Es ist 422 Jahre her, doch der Sieg hallt bis heute nach und wird in Genf gross gefeiert. In der Nacht vom 11. auf den 12. Dezember 1602 schlug die Genfer Bevölkerung die Soldaten des Herzogs von Savoyen in die Flucht. In jener Nacht griffen 2000 Söldner, die im Dienst des Herzogs standen, die Stadt am Genfersee an. Einem harten Kern von 200 Mann gelang es, die Stadtmauern zu erklimmen. Bis sie von heisser Suppe am weiteren Angreifen gehindert wurden. Eine der grossen Symbolfiguren dieses Festes ist die Mère Royaume, zu Deutsch Mutter Königreich. Der Legende nach soll sie während der nächtlichen Schlacht einen savoyischen Soldaten in den Gassen der Stadt erschlagen haben, indem sie ihren gusseisernen Topf voll heisser Suppe auf ihn hinunterfallen liess. Die Geschichte wird im Lied «Cé qu’è lainô», der inoffiziellen Hymne des Kantons Genf, erzählt.

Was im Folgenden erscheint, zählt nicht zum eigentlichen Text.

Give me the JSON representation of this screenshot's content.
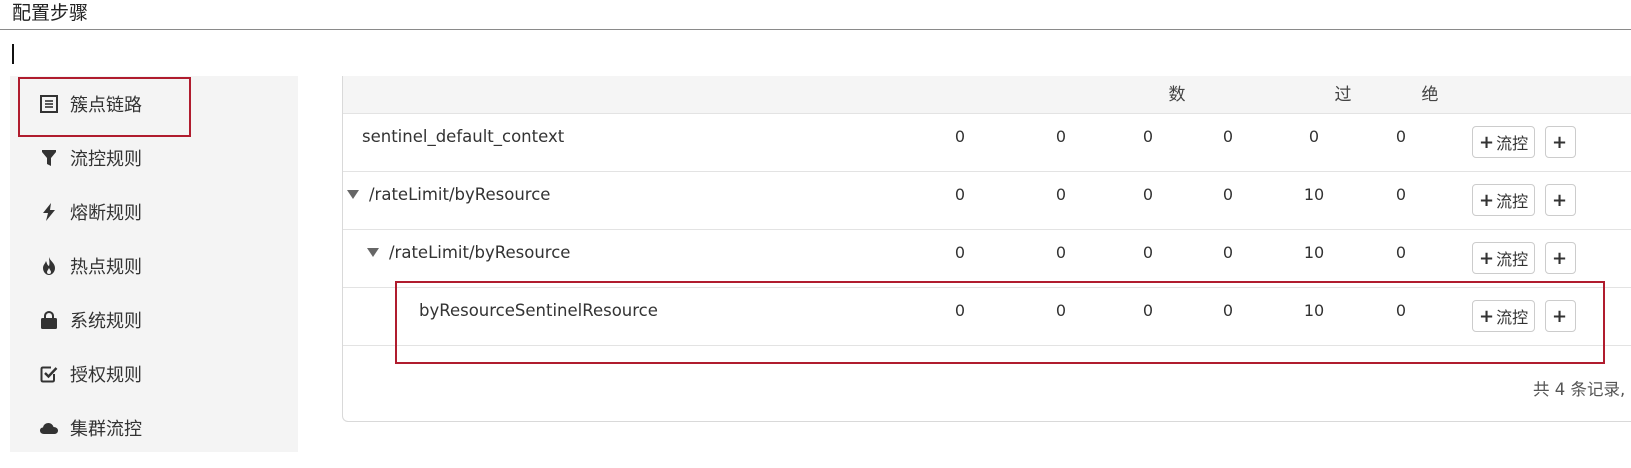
{
  "doc": {
    "title": "配置步骤"
  },
  "sidebar": {
    "items": [
      {
        "label": "簇点链路"
      },
      {
        "label": "流控规则"
      },
      {
        "label": "熔断规则"
      },
      {
        "label": "热点规则"
      },
      {
        "label": "系统规则"
      },
      {
        "label": "授权规则"
      },
      {
        "label": "集群流控"
      }
    ]
  },
  "table": {
    "header_fragments": [
      "数",
      "过",
      "绝"
    ],
    "rows": [
      {
        "name": "sentinel_default_context",
        "values": [
          "0",
          "0",
          "0",
          "0",
          "0",
          "0"
        ],
        "button_label": "流控",
        "expandable": false
      },
      {
        "name": "/rateLimit/byResource",
        "values": [
          "0",
          "0",
          "0",
          "0",
          "10",
          "0"
        ],
        "button_label": "流控",
        "expandable": true
      },
      {
        "name": "/rateLimit/byResource",
        "values": [
          "0",
          "0",
          "0",
          "0",
          "10",
          "0"
        ],
        "button_label": "流控",
        "expandable": true
      },
      {
        "name": "byResourceSentinelResource",
        "values": [
          "0",
          "0",
          "0",
          "0",
          "10",
          "0"
        ],
        "button_label": "流控",
        "expandable": false
      }
    ],
    "footer": "共 4 条记录,"
  },
  "colors": {
    "highlight": "#b01c2e",
    "header_bg": "#f5f5f5",
    "sidebar_bg": "#f4f4f4"
  }
}
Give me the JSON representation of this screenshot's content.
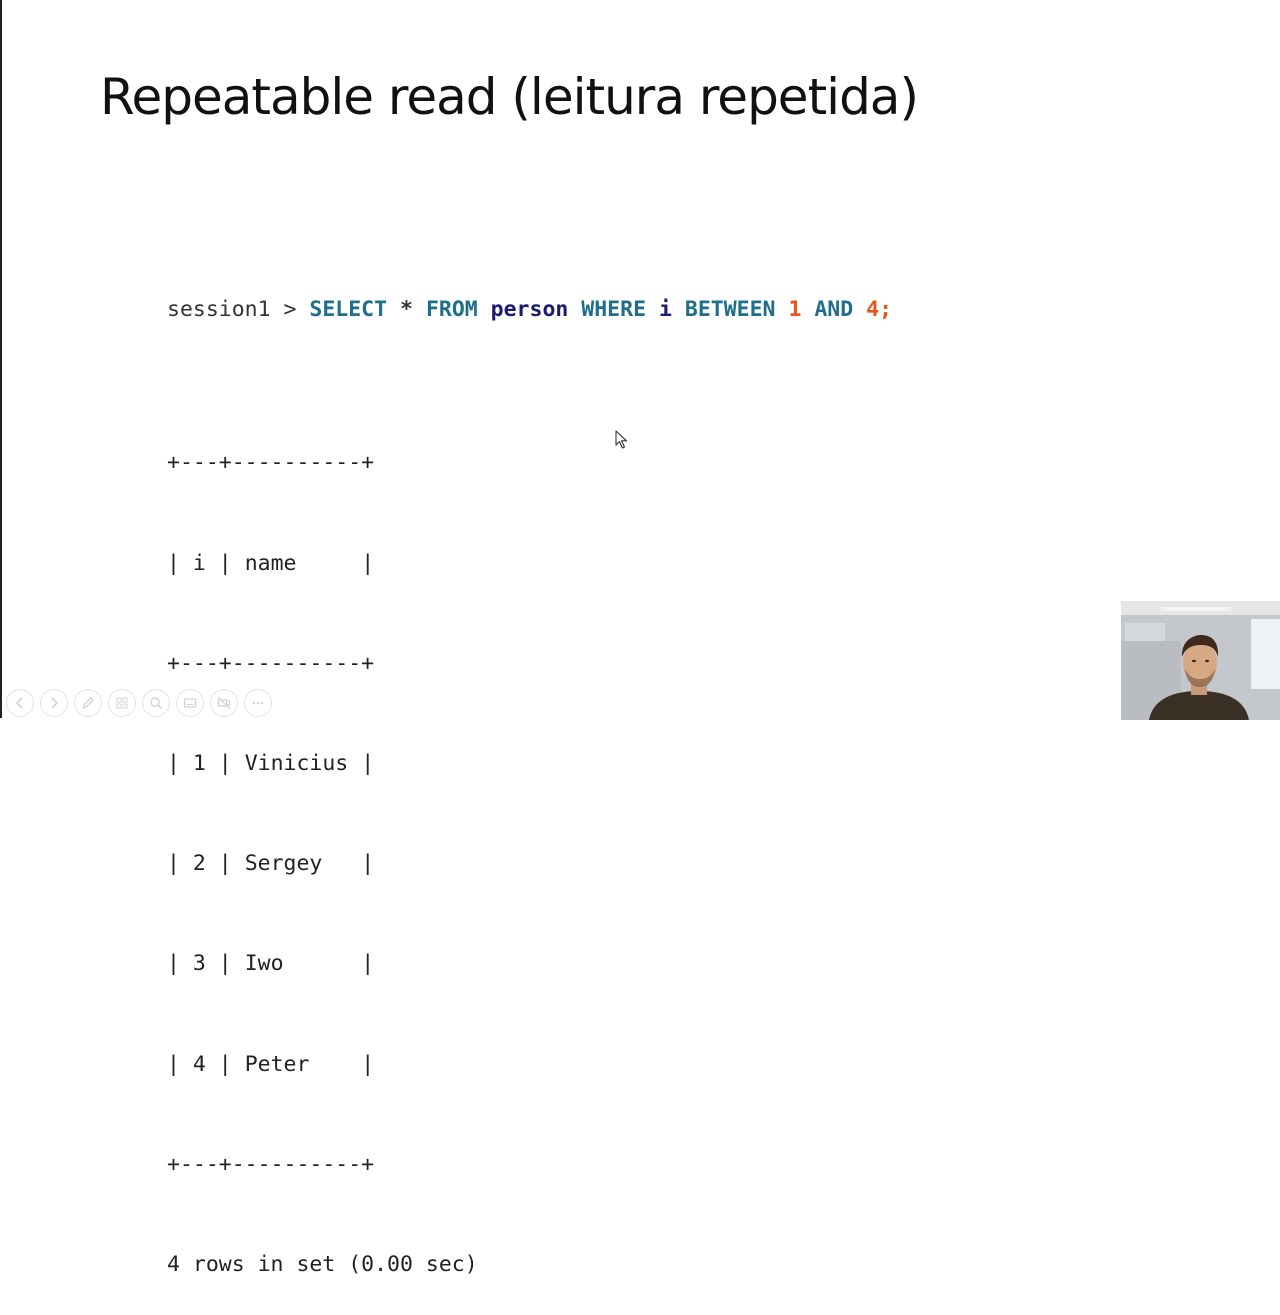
{
  "slide": {
    "title": "Repeatable read (leitura repetida)"
  },
  "query": {
    "prompt": "session1 >",
    "tokens": [
      {
        "text": "SELECT",
        "kind": "kw"
      },
      {
        "text": "*",
        "kind": "op"
      },
      {
        "text": "FROM",
        "kind": "kw"
      },
      {
        "text": "person",
        "kind": "ident"
      },
      {
        "text": "WHERE",
        "kind": "kw"
      },
      {
        "text": "i",
        "kind": "ident"
      },
      {
        "text": "BETWEEN",
        "kind": "kw"
      },
      {
        "text": "1",
        "kind": "num"
      },
      {
        "text": "AND",
        "kind": "kw"
      },
      {
        "text": "4;",
        "kind": "num"
      }
    ]
  },
  "result": {
    "border": "+---+----------+",
    "columns": [
      "i",
      "name"
    ],
    "rows": [
      [
        "1",
        "Vinicius"
      ],
      [
        "2",
        "Sergey"
      ],
      [
        "3",
        "Iwo"
      ],
      [
        "4",
        "Peter"
      ]
    ],
    "footer": "4 rows in set (0.00 sec)"
  },
  "toolbar": {
    "icons": [
      "previous-slide-icon",
      "next-slide-icon",
      "pen-icon",
      "slides-grid-icon",
      "zoom-icon",
      "subtitles-icon",
      "camera-off-icon",
      "more-options-icon"
    ]
  },
  "colors": {
    "keyword": "#1f6f8b",
    "identifier": "#1a1a6e",
    "number": "#e8541a"
  }
}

Dieser nächtliche Sieg blieb für immer in den Köpfen der Genfer Einwohnenden haften und wird seither gefeiert. Seit 1881 wird auch jedes Jahr an den Feierlichkeiten in Gedenken an Mutter Königreich ein Topf zerschlagen. Dieses Jahr fällt die Fête de l’Escalade auf das Wochenende vom 13. bis 15. Dezember. Dann befindet sich die Calvin-Stadt im Ausnahmezustand.
Auf den Plätzen und in den Gassen der Altstadt gedenkt die Genfer Bevölkerung dem historischen Ereignis mit Vorführungen von Handwerkskünsten, Essständen, patriotischen Liedern und Reden. In der Kathedrale Saint-Pierre findet ein interreligiöser Gottesdienst statt. Am Sonntag erreichen die Festlichkeiten ihren Höhepunkt mit einem Umzug von Hunderten von Teilnehmenden, alle in historische Kostüme gekleidet. Und seit 1978 wird die Course de l’Escalade, ein Stadtlauf durch Genf, veranstaltet. Dieser findet eine Woche vorher am 7. und 8. Dezember statt.
Die Wertschöpfung der Escalade ist in Genf noch nie erhoben worden. Doch Léonore Ehrsam Bimpage, Pressesprecherin vom Kanton Genf, weiss: «Es kommen mehr Gäste als an einem anderen Dezemberwochenende in unsere Stadt. Gut sichtbar ist das an der erhöhten Nutzung der Geneva Transport Card.» Kulinarisch steht die traditionelle heisse Suppe als Hommage an Mère Royaume im Zentrum. «Da es in jener Zeit üblich war, jeden Tag Suppe zu essen, sind keine Rezepte überliefert», sagt Ehrsam Bimpage. «Wir wissen deshalb nur wenig über die Essgewohnheiten jener Zeit.» Historiker gehen aber davon aus, dass es sich um eine Gemüsesuppe aus saisonalen Zutaten handelt und haben ein Rezept ausgearbeitet. Enthalten sind ein Kohlkopf, zwei Zwiebeln, ein Kohlrabi, vier bis fünf Lauchstangen, vier bis fünf Weisswurzeln, ein wenig Spinat, 200 Gramm Linsen, 200 Gramm Reis und 250 Gramm Speck.